Agência Brasil em 29 de Março de 2026
Fish TV A estratégia prevê medidas que assegurem a proteção das espécies


A iniciativa com medidas para preservar os habitats de bagres como a dourada e a piramutaba e garantir a conectividade dos rios amazônicos foi liderada pelo Brasil. Bolívia, Colômbia, Equador, Peru e Venezuela também participaram por meio da Organização do Tratado de Cooperação Amazônica (OTCA).
Segundo a analista de conservação da organização social WWF-Brasil, Mariana Frias, a medida traz proteção para toda a biodiversidade aquática e a segurança alimentar das comunidades humanas, além de manter a conectividade dos rios amazônicos.
“Os grandes bagres, assim como os golfinhos de rio, são espécies sentinelas que dependem dos rios de livre fluxo para viajar centenas de quilômetros e cumprir seu ciclo de vida”, explica.

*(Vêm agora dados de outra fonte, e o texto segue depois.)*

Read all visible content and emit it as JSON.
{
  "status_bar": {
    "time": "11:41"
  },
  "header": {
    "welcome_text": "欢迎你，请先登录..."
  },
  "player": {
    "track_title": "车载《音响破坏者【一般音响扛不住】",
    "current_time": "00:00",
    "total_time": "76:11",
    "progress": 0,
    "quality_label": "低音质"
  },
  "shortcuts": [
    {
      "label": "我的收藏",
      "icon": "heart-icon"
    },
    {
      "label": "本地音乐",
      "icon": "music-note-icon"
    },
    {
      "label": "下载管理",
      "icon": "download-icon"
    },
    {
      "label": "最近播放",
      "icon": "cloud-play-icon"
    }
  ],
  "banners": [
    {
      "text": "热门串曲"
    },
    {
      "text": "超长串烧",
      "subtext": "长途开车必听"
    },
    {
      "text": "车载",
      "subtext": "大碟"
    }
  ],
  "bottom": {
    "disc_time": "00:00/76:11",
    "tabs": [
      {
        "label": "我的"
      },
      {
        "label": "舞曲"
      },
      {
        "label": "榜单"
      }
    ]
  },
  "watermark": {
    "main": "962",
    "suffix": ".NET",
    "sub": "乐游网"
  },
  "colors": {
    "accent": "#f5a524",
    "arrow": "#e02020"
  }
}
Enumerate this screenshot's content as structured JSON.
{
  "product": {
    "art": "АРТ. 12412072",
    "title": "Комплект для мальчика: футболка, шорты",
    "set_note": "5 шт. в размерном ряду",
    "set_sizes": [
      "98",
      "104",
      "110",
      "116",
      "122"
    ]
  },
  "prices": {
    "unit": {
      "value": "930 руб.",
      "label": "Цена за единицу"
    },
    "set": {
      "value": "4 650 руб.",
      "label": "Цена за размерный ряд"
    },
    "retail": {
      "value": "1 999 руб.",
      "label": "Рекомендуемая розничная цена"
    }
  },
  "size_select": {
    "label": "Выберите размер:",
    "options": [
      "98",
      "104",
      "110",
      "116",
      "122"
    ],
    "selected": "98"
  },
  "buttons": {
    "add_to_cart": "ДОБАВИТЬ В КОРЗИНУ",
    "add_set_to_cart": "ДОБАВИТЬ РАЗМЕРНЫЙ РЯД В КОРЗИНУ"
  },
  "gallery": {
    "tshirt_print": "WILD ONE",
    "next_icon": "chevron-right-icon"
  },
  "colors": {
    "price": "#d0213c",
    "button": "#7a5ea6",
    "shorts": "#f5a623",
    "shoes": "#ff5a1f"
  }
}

A estratégia prevê medidas que assegurem a proteção das espécies por meio de pesquisas, integração de conhecimento e das políticas nacionais entre os países, implementação de monitoramento das rotas migratórias, promoção das cadeias produtivas sustentáveis na pesca e participação de comunidades locais e indígenas.
Mariana acrescenta que a decisão indica que é necessário priorizar a conservação dos ambientes aquáticos de água doce nos países. “Os rios e sua biodiversidade são ameaçados por duas razões: a falta de conhecimento de dados, chamado gap informacional, e as atividades antropogênicas de alto impacto como as barragens hidroelétricas”, diz.
Ariranha
Ueslei Marcelino/MMA

Reunião plenária durante a COP15 em Campo Grande
Entre as espécies que passam a ser protegidas pelas medidas da CMS está a ariranha, maior lontra do mundo e que habita regiões alagadas por ser um mamífero semiaquático.
Estão presentes apenas na América do Sul, sendo que, no Brasil, vivem principalmente no Pantanal e na Amazônia. A caça predatória para abastecer o mercado de peles para confecção de vestuário e ornamentos promoveu a extinção da espécie em alguns países, como a Argentina.
Com a decisão na COP15, a ariranha integrará a lista de espécies ameaçadas de extinção da CMS. Nas redes sociais, a ministra do Meio Ambiente e Mudança do Clima, Marina Silva, comentou a decisão.
“Fico muito feliz com essa conquista. O alerta amplia a proteção internacional e reforça que precisamos agir, juntos, e agora, para garantir a sobrevivência da ariranha, tão importante para o equilíbrio dos nossos rios”, destaca.